How To Balance Privacy & Personalization

Communicate Your Policy Clearly

An important element of balancing privacy and personalization is ensuring that you clearly communicate what your privacy policies are. Display these openly on your site so anyone with concerns can be reassured. 

  • Notify shoppers if there are any changes to your policies
  • Tell shoppers who you share data with
  • Break information down easily using FAQ or infographics

In short, don’t keep anyone in the dark. The more clear you are the more your consumers will trust you, and you will build a stronger relationship.

a woman wearing glasses is looking at her cell phone


Consent based data is a great way of offering personalized experiences without damaging trust. First-party data is very useful in phasing out third-party cookies. Even if you decide to still use cookies, as long as you are transparent and request permission, then this will improve the experience.

Contextual based targeting can come from in session conversations, via chatbots or other messaging systems. Offering shoppers discounts or coupons for taking surveys can create a win-win situation for both parties. Other creative ideas such as quizzes or polls can help build data that consumers feel comfortable giving. 
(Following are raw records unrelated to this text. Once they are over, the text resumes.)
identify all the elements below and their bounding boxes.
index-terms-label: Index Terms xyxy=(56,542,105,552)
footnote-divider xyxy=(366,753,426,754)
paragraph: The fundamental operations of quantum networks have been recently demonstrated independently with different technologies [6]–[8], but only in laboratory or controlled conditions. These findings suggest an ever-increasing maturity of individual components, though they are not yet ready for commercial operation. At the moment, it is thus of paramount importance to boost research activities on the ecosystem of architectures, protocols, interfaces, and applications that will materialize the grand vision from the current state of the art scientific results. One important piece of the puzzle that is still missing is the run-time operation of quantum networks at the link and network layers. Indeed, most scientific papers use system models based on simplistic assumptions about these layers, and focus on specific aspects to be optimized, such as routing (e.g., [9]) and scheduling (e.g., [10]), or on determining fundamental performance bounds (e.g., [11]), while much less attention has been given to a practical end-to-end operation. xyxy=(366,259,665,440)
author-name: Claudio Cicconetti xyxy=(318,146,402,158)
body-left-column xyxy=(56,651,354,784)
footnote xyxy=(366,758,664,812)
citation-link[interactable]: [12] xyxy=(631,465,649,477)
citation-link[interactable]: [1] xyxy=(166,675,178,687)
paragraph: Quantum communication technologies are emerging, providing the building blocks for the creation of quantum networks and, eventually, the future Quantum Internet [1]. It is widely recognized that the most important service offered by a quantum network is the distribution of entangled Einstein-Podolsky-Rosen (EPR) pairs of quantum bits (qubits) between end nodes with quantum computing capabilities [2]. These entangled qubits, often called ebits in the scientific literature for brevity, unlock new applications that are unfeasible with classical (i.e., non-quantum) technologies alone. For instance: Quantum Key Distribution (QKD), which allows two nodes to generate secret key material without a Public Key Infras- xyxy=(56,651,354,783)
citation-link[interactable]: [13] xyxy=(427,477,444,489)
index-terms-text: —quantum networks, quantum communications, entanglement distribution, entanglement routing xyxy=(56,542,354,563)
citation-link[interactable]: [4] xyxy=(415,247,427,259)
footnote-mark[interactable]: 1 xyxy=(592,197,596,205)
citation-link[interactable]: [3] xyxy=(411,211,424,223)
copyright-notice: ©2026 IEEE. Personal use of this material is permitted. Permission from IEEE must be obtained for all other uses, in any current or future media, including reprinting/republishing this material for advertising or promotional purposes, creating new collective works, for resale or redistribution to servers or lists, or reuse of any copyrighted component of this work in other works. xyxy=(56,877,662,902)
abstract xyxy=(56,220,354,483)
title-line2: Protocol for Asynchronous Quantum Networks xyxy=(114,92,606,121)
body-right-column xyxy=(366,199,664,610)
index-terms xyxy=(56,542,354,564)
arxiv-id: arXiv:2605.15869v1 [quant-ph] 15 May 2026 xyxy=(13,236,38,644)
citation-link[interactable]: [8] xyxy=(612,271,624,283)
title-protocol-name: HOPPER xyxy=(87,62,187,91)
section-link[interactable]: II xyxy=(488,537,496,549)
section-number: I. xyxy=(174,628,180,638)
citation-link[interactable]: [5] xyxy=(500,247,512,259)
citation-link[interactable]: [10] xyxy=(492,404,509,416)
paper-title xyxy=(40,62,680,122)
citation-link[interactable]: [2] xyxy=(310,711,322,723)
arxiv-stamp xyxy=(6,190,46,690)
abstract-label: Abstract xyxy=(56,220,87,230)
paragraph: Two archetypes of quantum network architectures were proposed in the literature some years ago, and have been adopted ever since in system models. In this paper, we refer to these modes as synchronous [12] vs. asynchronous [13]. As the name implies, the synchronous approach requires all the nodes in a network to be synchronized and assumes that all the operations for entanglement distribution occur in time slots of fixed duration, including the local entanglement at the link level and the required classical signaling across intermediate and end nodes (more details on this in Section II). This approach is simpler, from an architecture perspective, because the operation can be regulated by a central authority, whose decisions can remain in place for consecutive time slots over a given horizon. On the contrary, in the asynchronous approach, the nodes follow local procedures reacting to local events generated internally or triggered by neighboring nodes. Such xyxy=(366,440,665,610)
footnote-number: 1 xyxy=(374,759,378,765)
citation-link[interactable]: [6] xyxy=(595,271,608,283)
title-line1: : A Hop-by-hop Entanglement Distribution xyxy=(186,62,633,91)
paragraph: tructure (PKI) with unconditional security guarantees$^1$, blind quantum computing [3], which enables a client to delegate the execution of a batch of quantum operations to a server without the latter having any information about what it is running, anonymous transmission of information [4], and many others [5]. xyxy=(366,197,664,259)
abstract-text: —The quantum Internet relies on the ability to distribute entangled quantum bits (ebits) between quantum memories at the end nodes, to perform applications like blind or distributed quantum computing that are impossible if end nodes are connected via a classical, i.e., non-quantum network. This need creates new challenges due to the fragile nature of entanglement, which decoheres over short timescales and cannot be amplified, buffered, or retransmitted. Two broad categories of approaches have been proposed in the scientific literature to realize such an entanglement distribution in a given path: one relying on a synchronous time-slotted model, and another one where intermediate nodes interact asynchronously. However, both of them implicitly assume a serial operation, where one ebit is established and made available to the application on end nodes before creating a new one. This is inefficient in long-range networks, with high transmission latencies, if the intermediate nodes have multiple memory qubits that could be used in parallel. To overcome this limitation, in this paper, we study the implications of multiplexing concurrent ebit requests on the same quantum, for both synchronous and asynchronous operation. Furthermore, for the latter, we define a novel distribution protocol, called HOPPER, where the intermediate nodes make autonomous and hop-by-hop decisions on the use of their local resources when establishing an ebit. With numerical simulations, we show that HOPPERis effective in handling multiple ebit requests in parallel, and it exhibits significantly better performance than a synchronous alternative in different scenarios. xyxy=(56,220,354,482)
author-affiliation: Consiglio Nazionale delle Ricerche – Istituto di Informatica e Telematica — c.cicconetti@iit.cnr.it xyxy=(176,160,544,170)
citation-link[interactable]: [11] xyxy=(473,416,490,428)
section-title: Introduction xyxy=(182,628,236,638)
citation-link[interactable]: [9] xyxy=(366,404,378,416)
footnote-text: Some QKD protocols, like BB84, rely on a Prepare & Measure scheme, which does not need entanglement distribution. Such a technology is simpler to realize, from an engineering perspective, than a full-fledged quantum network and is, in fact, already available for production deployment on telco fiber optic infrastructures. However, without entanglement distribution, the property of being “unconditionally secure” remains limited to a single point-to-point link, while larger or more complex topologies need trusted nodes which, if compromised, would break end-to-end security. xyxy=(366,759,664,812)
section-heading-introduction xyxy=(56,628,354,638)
Using Machine Learning & AI

The key to creating respectful personalization is to understand why users are on your site, what their intent is and what their goal is. Then set about trying to achieve this. Machine learning and AI are important in helping bring this about. This can be achieved through click-profile data, which doesn’t infringe on any data privacy policies.

Personalization At Scale

More than 90% of online visitors are anonymous or first-time visitors. This traditionally diminishes the opportunities for personalization. Since using cookies isn’t applicable, and they don’t have any data stored on your site, another method must be used. 

It is possible to collect data on anonymous or first-time visitors by categorizing them into audience segments such as:

  • Search abandoners
  • High/low intent shoppers
  • Interested in X categories/products
a red and white circle with the words ecommerrs, high internet shoppers


Once any data has been gathered through real time on-site actions, personalization at scale can be offered to all people in that group. Applying rules to certain segments can create personalized experiences at scale, without infringing any data privacy. 

The great thing about this system is that data leads to more data. Once the categories are set up, machine learning and AI analytics systems can use the data about these audiences to form patterns. These patterns can be used to create better and more relevant experiences moving forward. Which personalization techniques work best for each group will become apparent.

Building Trust

Balancing data privacy and personalization is all about creating trust. You want your customers to trust you to offer good personalization, but also to not infringe on their privacy. The result of this will be a more satisfying experience for customers. This cookie free future leaves room for a higher scope of creativity and ingenuity. The higher standards for shoppers and merchants can only lead to positive outcomes.